Björn Alling

Linköping University, Sweden

The interplay of spin and lattice in the high-temperature paramagnetic state: Consequences for phase stability and properties of steel and other magnetic materials

Most magnetic materials are synthesized in their high-temperature paramagnetic (PM) state. Many of them are also used in their paramagnetic state, like austenite steels and many ceramic compounds with magnetic components. Thus, for an ab-initio description of magnetic materials allowing for design, the description of paramagnetism Is crucial.

However, the description of the PM state is complex due to the simultaneous presence of magnetic, vibrational, structural and electronic disorder, in this high-temperature state. As well as due to coupling mechanisms between these degrees of freedom. Thus, quantitative ab-initio modeling of magnetic materials, in particular regarding phase stability at high temperature, has been lagging behind the corresponding work on their non-magnetic counterparts.

In this work I demonstrate the method development we have done on Atomistic Spin Dynamics coupled to ab-initio Molecular Dynamics (ASD-AIMD) [1] for treating magnetic materials at high temperature, including temperature dependent magnetic short-range-order, effects of magnetic disorder on interatomic forces, longitudinal spin-fluctuations [2], as well as direct dynamical spin-lattice coupling.

Applying ASD-AIMD simulations to CrN, I show how this method can be used together with phonon lifetime analysis to explain the non-intuitive increase in thermal conductivity with temperature in PM CrN. Moving further, together with thermodynamic integration schemes, both over temperature and stress-strain integration, we demonstrate how one can obtain the free energy differences between competing phases of magnetic materials.

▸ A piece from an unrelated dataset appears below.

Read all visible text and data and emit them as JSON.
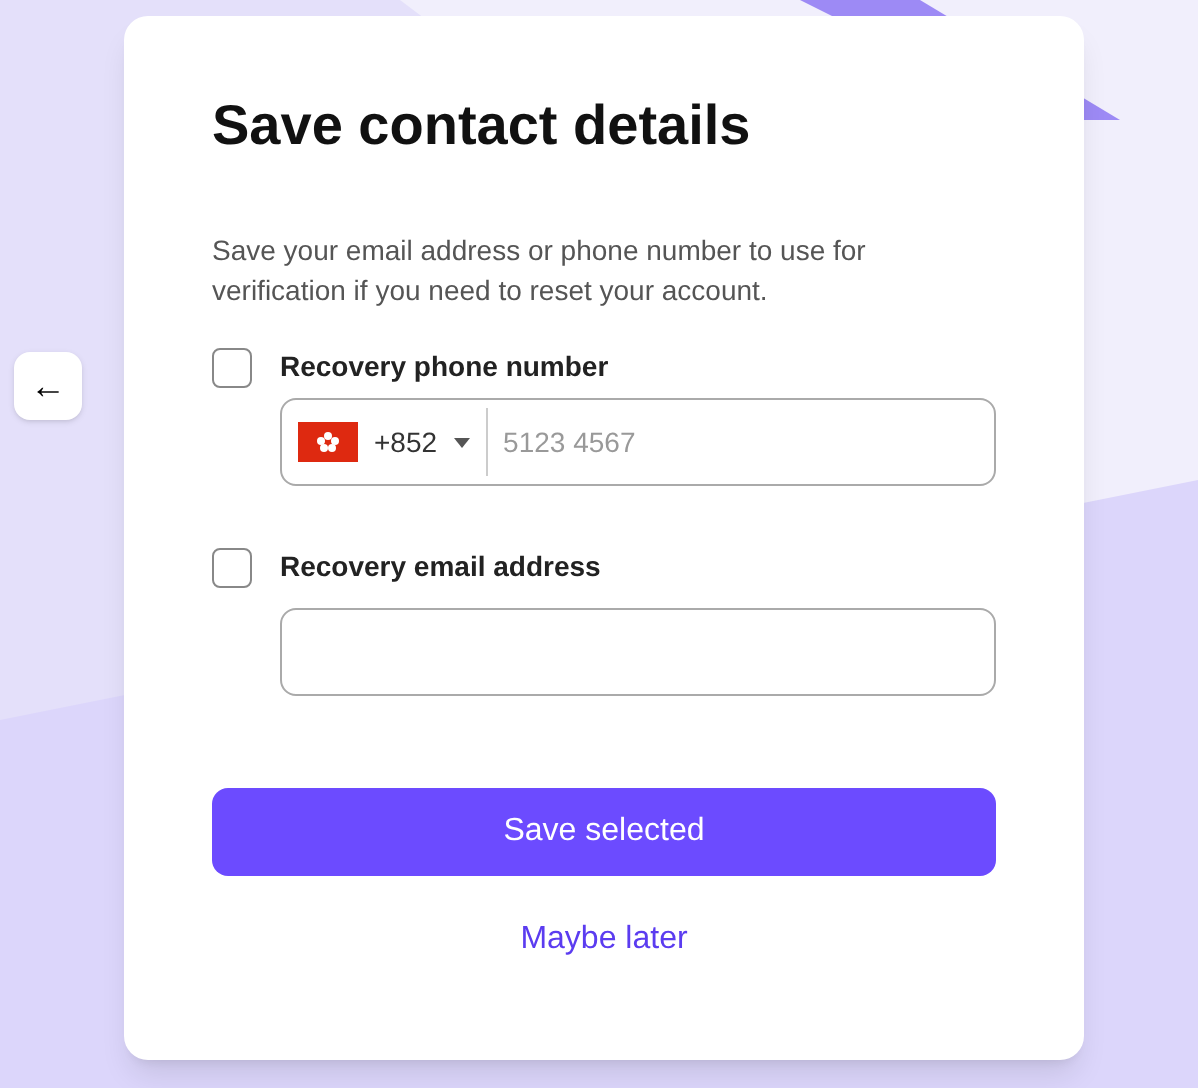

In pure Fe, our ab-initio method derives free energy differences between bcc and fcc phases as a function of temperature that are within a few meV/atom of experiment-based CALPHAD derivations, and reproduce the alpha-gamma-delta transition series well. In particular, the gamma-delta transition is predicted within 50 K of the experimental value of 1667 K. [3]

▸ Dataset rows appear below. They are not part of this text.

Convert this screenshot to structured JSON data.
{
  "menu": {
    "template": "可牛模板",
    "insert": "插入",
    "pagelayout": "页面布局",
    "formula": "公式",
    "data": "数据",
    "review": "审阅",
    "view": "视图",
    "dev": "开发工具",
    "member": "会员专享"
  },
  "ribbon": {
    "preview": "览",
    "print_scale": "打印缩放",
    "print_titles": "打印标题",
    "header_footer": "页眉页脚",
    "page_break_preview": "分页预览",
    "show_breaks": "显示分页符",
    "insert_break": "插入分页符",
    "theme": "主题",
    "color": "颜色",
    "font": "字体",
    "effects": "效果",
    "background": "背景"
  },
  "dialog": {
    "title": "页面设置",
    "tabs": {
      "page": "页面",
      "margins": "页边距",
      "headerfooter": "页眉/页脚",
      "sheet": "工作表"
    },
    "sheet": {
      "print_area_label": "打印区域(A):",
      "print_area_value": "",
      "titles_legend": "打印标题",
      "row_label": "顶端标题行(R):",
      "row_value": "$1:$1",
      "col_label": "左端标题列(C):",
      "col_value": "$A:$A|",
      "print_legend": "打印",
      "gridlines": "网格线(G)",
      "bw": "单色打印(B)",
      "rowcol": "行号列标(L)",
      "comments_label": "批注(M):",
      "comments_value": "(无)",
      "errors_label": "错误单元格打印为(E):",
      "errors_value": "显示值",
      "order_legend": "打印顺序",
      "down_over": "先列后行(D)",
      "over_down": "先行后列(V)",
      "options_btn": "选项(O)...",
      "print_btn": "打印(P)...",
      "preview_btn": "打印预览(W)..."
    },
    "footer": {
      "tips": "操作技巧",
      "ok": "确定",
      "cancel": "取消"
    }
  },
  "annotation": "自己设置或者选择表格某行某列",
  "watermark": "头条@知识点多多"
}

In order to explore the generality of these accurate results, the gamma-delta transition in Fe1-xCrx and Fe1-xMnx alloys are derived using the same methodology. We demonstrate that the experimentally observed decrease in gamma-delta transition temperature for Fe1-xCrx and increase in Fe1-xMnx is quantitatively well reproduced.

These results shows promise for ASD-AIMD based simulations to be the long-sought framework allowing for ab-initio design of steels.